Na eleição de 2022, o atual governador Jerônimo Rodrigues (PT) obteve uma vitória expressiva na região. Ao todo, foram 117.607 votos (57,73%), contra 86.087 votos (42,26%) de ACM Neto (União Brasil). O petista venceu em praticamente todos os municípios do território, incluindo cidades estratégicas como Jequié, Ipiaú, Jitaúna, Dário Meira e Manoel Vitorino.
Em Jequié, principal colégio eleitoral da região, Jerônimo teve 46.153 votos (51,41%), contra 43.614 (48,59%) de ACM Neto, uma diferença apertada que já indicava um ambiente mais competitivo. Em contrapartida, em municípios menores, a vantagem foi mais ampla, como em Manoel Vitorino, onde o governador alcançou 78,03% dos votos, e em Dário Meira, com 75,90%.
Apesar desse desempenho eleitoral consolidado, o cenário político atual aponta para um avanço significativo do grupo liderado pelo prefeito de Jequié, Zé Cocá (PP). Após as eleições municipais e recentes declarações de alinhamento, cidades como Aiquara, Apuarema, Boa Nova, Barra do Rocha, Itagibá, Itamari e Manoel Vitorino passaram a integrar ou orbitar o campo político do gestor jequieense.
O dado que mais chama atenção é que, em muitos desses municípios, Jerônimo foi majoritário em 2022. Em Boa Nova, por exemplo, o governador obteve 74,15% dos votos; em Apuarema, 64,56%; e em Barra do Rocha, 65,36%. Ainda assim, esses territórios hoje estão politicamente mais próximos do grupo de oposição ao governo estadual.
Por outro lado, o governador mantém uma base consistente em municípios importantes do eixo Ipiaú e Médio Rio de Contas. Em Ipiaú, Jerônimo teve 57,55% dos votos; em Jitaúna, 72,15%; e em Ibirataia, 54,39%. Além disso, o município de Itagi, onde o petista obteve 52,79%, já declarou alinhamento com o governo, reforçando a presença institucional do grupo na região.
Com isso, o cenário atual indica uma divisão mais clara entre blocos políticos. De um lado, o grupo de Jerônimo Rodrigues mantém vantagem eleitoral comprovada nas urnas. Do outro, o grupo liderado por Zé Cocá amplia sua presença territorial por meio da articulação com prefeitos e lideranças locais.

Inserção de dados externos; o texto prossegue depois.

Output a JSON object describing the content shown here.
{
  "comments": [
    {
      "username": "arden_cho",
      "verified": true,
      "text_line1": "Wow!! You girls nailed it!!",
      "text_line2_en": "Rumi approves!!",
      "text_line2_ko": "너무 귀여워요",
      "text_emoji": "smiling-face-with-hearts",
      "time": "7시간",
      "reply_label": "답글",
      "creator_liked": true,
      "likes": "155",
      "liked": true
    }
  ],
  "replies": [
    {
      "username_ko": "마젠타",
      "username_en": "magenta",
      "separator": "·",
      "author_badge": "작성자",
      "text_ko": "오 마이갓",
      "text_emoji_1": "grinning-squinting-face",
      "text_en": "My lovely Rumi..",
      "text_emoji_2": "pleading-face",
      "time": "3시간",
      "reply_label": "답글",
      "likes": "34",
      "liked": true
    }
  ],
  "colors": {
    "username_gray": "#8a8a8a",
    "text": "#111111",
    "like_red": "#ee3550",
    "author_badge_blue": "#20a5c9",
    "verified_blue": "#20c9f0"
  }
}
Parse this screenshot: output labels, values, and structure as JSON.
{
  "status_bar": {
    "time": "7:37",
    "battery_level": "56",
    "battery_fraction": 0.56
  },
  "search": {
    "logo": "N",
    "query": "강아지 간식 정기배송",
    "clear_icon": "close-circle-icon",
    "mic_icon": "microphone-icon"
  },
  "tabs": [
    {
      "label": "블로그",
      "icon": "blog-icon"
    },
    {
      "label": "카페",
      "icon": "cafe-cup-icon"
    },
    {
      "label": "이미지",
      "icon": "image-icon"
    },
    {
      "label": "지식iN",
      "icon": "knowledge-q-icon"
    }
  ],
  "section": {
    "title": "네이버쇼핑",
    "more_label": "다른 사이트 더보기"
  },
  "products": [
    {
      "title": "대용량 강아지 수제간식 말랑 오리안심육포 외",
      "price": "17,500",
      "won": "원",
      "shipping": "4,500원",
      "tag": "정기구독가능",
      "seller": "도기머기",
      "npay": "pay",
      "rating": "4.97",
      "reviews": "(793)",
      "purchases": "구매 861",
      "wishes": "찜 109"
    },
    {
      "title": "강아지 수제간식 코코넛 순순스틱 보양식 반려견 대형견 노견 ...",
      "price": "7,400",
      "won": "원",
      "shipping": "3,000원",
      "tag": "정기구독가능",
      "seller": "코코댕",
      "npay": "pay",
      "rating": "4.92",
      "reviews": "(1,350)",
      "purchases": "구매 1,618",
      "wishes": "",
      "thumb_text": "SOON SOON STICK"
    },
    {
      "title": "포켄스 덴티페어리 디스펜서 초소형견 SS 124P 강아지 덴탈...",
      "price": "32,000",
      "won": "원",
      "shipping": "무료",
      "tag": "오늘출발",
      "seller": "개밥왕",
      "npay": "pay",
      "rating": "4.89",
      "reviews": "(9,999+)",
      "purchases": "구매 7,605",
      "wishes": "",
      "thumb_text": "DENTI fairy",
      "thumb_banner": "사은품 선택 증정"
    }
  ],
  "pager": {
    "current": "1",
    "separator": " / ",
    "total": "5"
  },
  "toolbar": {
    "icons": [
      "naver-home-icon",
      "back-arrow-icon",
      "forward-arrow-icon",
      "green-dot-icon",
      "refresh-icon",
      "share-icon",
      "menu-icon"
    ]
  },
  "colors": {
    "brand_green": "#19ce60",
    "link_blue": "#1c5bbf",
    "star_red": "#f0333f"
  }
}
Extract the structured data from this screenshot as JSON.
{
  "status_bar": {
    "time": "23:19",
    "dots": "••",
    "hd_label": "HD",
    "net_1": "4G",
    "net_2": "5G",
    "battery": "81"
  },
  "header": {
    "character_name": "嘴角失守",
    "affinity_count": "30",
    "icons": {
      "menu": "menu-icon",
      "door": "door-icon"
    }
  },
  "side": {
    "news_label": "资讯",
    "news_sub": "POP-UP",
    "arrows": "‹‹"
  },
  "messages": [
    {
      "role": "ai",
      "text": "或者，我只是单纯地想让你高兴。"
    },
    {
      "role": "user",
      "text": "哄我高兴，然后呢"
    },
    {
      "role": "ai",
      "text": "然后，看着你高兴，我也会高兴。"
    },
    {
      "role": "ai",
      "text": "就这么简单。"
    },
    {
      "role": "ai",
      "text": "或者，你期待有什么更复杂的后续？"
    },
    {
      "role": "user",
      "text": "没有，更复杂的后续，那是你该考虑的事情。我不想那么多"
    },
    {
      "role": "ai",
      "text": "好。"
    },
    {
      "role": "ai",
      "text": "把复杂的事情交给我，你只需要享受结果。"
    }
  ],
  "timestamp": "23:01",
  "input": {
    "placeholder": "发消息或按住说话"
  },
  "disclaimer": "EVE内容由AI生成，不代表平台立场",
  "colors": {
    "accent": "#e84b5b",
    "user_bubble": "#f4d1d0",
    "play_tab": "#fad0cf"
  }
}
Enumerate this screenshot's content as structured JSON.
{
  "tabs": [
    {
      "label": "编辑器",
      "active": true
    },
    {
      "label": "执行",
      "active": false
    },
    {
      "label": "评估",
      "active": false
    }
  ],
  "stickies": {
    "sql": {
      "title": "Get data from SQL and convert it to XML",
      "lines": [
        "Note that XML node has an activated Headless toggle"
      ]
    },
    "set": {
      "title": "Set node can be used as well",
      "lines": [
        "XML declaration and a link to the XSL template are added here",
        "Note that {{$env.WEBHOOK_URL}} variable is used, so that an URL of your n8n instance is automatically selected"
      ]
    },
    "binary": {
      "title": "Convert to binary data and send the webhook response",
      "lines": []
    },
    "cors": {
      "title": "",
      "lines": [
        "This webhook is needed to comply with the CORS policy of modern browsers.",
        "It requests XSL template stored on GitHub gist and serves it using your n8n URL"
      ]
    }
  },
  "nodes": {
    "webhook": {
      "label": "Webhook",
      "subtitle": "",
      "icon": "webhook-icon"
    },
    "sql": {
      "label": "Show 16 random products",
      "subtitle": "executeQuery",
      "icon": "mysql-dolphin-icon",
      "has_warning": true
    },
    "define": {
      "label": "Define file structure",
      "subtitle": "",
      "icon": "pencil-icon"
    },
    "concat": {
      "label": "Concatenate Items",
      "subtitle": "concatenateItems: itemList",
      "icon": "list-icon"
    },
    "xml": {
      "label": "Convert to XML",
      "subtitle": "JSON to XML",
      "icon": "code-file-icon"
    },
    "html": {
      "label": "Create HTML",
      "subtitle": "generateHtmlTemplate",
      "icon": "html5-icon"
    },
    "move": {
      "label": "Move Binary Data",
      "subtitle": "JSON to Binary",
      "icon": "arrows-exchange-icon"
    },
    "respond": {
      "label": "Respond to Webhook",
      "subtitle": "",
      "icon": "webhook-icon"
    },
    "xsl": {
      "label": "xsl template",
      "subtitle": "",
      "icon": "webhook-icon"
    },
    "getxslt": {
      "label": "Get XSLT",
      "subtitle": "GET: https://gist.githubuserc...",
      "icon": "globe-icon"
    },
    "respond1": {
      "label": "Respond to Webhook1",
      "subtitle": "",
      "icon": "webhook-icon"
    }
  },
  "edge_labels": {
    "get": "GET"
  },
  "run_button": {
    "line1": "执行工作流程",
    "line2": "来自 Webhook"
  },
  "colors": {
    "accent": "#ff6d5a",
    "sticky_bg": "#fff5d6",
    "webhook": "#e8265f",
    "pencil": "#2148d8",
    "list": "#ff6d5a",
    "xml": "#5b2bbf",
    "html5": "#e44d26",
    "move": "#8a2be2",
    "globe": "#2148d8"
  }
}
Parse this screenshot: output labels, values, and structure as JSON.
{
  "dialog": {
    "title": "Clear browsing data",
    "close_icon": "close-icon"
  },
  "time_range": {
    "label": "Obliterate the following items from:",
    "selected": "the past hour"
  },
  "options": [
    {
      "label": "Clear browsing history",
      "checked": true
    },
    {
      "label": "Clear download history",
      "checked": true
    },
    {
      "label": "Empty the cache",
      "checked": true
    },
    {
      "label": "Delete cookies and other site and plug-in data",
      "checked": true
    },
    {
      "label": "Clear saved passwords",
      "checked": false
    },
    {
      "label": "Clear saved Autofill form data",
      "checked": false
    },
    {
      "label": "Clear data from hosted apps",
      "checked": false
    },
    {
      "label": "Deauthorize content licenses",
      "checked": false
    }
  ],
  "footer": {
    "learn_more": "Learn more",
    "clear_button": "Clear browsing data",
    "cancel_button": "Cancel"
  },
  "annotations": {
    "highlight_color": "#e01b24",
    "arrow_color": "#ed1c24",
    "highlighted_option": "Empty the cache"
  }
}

A leitura é de que a eleição de 2026 na região de Jequié deverá ser marcada menos pela disputa difusa e mais por uma polarização organizada, com redução dos espaços neutros e maior definição de campos políticos.
O ponto central, a partir de agora, será a capacidade de conversão: se os prefeitos conseguirão transferir apoio político em votos ou se o eleitor manterá o padrão observado em 2022, votando de forma distinta nas esferas municipal e estadual.
A região de Jequié, que já teve papel relevante no último pleito, tende novamente a se consolidar como um dos principais termômetros da política baiana nos próximos anos.
Publicado por:
Rafael Gomes
Natural de Ipiaú e radicado em Jequié, onde reside desde 2012. Jornalista com registro n.º 0007012/BA, atua como redator e gerente de mídias da 95 Fm de Jequié. Escritor com dois livros de poesias publicado, atua com maior ênfase no editorial de...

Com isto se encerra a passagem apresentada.